6.9 The UDP pseudo-header, spelled out
Since udpcksum's verification step hinges on it, lay the pseudo-header out once:
+--------+--------+--------+--------+
| source IPv4 address | ← from the IP header
+--------+--------+--------+--------+
| destination IPv4 address | ← from the IP header
+--------+--------+--------+--------+
| zero | proto=17| UDP length |
+--------+--------+--------+--------+
...then the real UDP header + data (padded to even length)
It is prepended for computation only — never transmitted. Its purpose: the checksum then covers the addresses, so a datagram delivered to the wrong host (corrupted destination, misrouted) fails verification at the receiver even though its own header and data are intact. One subtle consequence: NAT boxes that rewrite addresses must also fix up UDP/TCP checksums — a modern footnote that earns credit.
Exam pointers
- "Compare BPF, DLPI and SOCK_PACKET" — §6.3's table; structure the prose around the two design questions: where is the filter? and where is the buffer?
- "What is libpcap?
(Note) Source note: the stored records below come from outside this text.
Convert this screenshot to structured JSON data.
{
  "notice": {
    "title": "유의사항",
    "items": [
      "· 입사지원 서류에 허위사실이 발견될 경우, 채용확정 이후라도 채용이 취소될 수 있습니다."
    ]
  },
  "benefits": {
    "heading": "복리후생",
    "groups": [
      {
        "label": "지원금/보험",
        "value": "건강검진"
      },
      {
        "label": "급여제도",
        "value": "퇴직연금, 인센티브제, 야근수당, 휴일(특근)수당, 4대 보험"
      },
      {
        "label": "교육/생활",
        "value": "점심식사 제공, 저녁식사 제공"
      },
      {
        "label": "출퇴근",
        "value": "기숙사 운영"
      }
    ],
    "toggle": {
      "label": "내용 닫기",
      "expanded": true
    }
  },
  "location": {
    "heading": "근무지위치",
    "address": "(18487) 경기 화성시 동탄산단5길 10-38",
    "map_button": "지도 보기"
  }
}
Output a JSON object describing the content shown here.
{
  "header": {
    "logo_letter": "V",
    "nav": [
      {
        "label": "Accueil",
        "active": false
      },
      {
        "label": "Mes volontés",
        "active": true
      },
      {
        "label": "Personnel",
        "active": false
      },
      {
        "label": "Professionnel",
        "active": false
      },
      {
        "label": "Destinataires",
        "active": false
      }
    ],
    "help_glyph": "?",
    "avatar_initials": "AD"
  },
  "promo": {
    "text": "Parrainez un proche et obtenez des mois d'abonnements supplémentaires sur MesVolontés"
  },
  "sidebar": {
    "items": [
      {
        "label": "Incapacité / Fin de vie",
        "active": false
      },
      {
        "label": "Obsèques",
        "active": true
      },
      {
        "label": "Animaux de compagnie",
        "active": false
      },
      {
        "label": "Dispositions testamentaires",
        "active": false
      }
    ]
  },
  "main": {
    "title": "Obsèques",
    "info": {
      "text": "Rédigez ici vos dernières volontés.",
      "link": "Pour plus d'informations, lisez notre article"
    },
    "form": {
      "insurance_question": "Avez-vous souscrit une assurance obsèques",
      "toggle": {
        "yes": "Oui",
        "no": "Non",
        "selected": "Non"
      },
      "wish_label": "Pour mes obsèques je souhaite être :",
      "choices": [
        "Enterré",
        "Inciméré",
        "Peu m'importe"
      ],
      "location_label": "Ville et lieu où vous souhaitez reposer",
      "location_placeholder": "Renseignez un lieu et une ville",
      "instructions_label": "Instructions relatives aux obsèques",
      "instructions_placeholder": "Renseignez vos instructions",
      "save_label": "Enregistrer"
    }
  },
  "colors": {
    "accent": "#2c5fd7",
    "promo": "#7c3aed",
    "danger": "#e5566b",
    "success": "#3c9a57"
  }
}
Explain a capture program's structure" — the five calls in order (open_live → compile → setfilter → loop → handler), then §6.8's parsing skeleton.
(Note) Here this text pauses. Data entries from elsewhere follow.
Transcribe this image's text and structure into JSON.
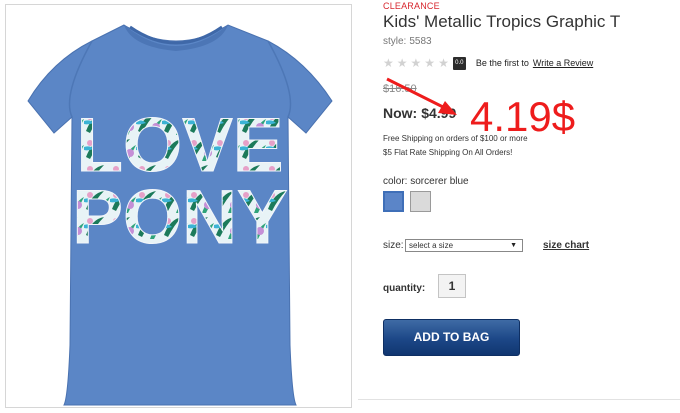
{
  "product": {
    "badge": "CLEARANCE",
    "title": "Kids' Metallic Tropics Graphic T",
    "style_label": "style:",
    "style_number": "5583",
    "rating": {
      "stars_total": 5,
      "stars_filled": 0,
      "badge": "0.0",
      "first_text": "Be the first to",
      "review_link": "Write a Review"
    },
    "price": {
      "old": "$16.50",
      "now_label": "Now:",
      "now_value": "$4.99"
    },
    "shipping": {
      "line1": "Free Shipping on orders of $100 or more",
      "line2": "$5 Flat Rate Shipping On All Orders!"
    },
    "color": {
      "label": "color:",
      "selected": "sorcerer blue",
      "swatches": [
        {
          "name": "sorcerer blue",
          "hex": "#5b85c8"
        },
        {
          "name": "grey",
          "hex": "#dadada"
        }
      ]
    },
    "size": {
      "label": "size:",
      "selected": "select a size",
      "chart_link": "size chart"
    },
    "quantity": {
      "label": "quantity:",
      "value": "1"
    },
    "add_to_bag": "ADD TO BAG",
    "image": {
      "shirt_color": "#5b86c6",
      "graphic_text_line1": "LOVE",
      "graphic_text_line2": "PONY"
    }
  },
  "annotation": {
    "price_text": "4.19$",
    "color": "#ee1c1c"
  }
}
- "Why is the UDP checksum computed over a pseudo-header?" — misdelivery detection; draw §6.9; mention optional-in-IPv4 (0 = absent) vs mandatory in IPv6 (no IP-header checksum exists there to back it up).
- The one-sentence why-this-lesson answer: bad-checksum datagrams die inside the kernel — only the tap before IP sees the truth.
Check yourself
- Trace a frame destined for another host through §6.6's diagram twice: once with kernel filtering (BPF), once with old SOCK_PACKET. Where does the cost diverge?
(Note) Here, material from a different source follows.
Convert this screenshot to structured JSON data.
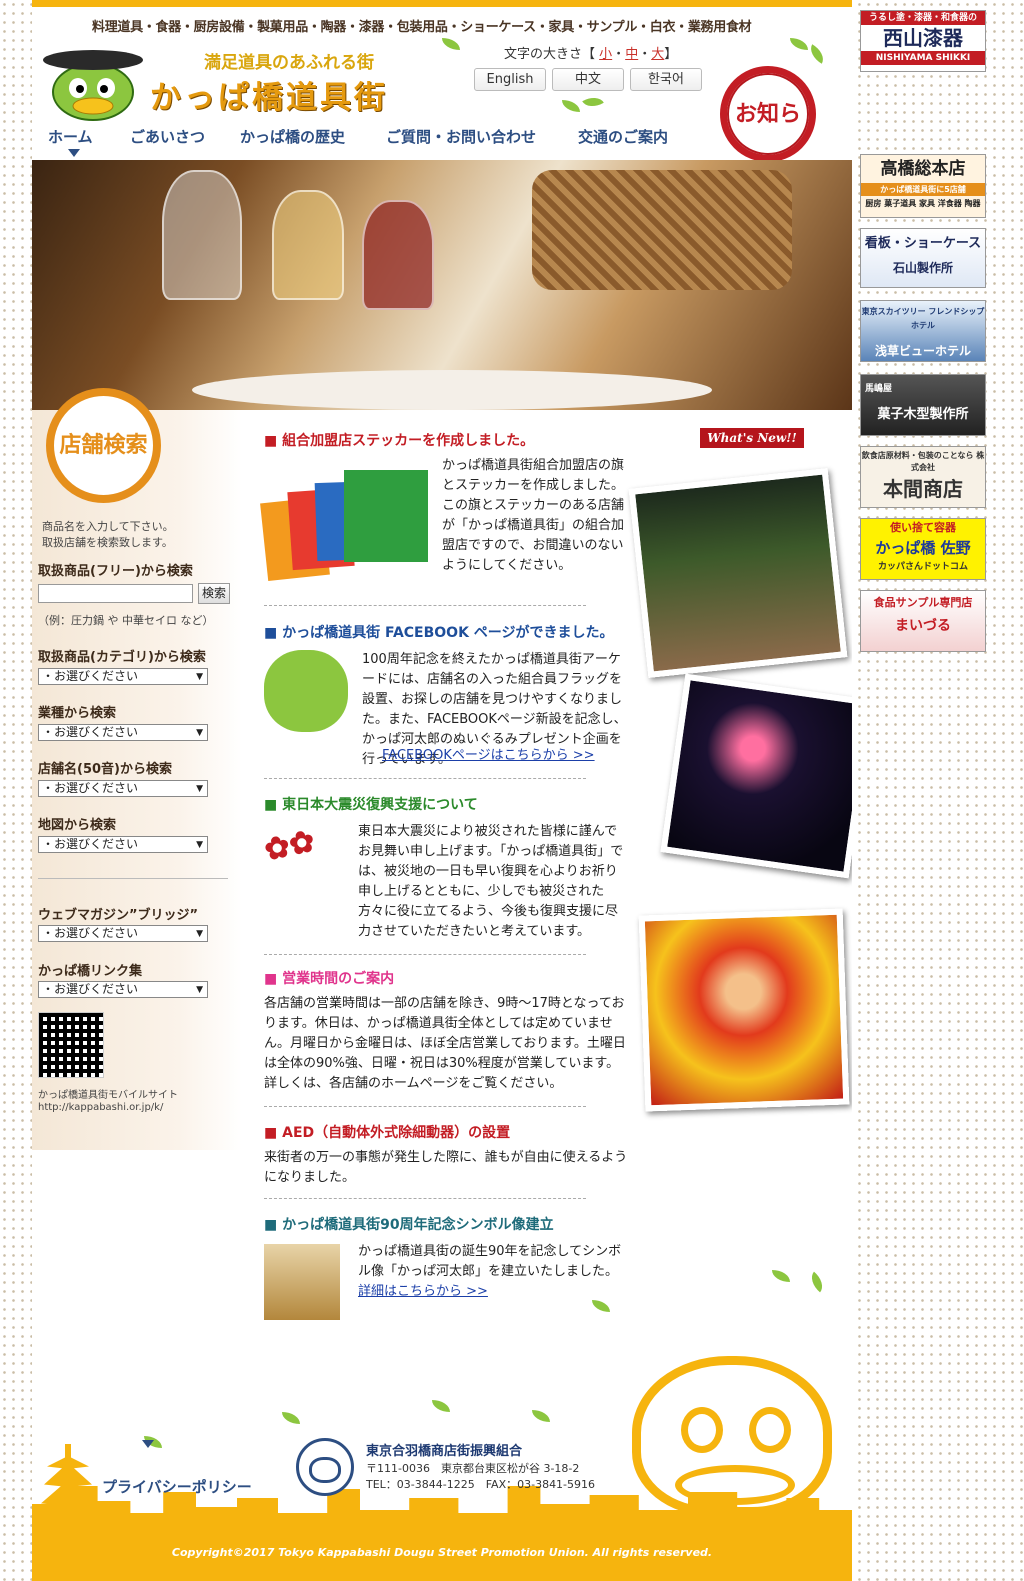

- Your sniffer on a switched office LAN sees almost no traffic between two other PCs. Is the code broken? What changed since the shared-Ethernet era, and what's the operational fix?
- caplen = 96 but len = 1514 — what did the capture configuration say, and which analyses remain valid?
- Why must udpcksum send its test datagram with IP_HDRINCL rather than through a normal UDP socket? (What field could it not otherwise control?)
- An IPv4 datagram arrives with uh_sum = 0. Error or not? Same question for IPv6 — and why does IPv6 differ?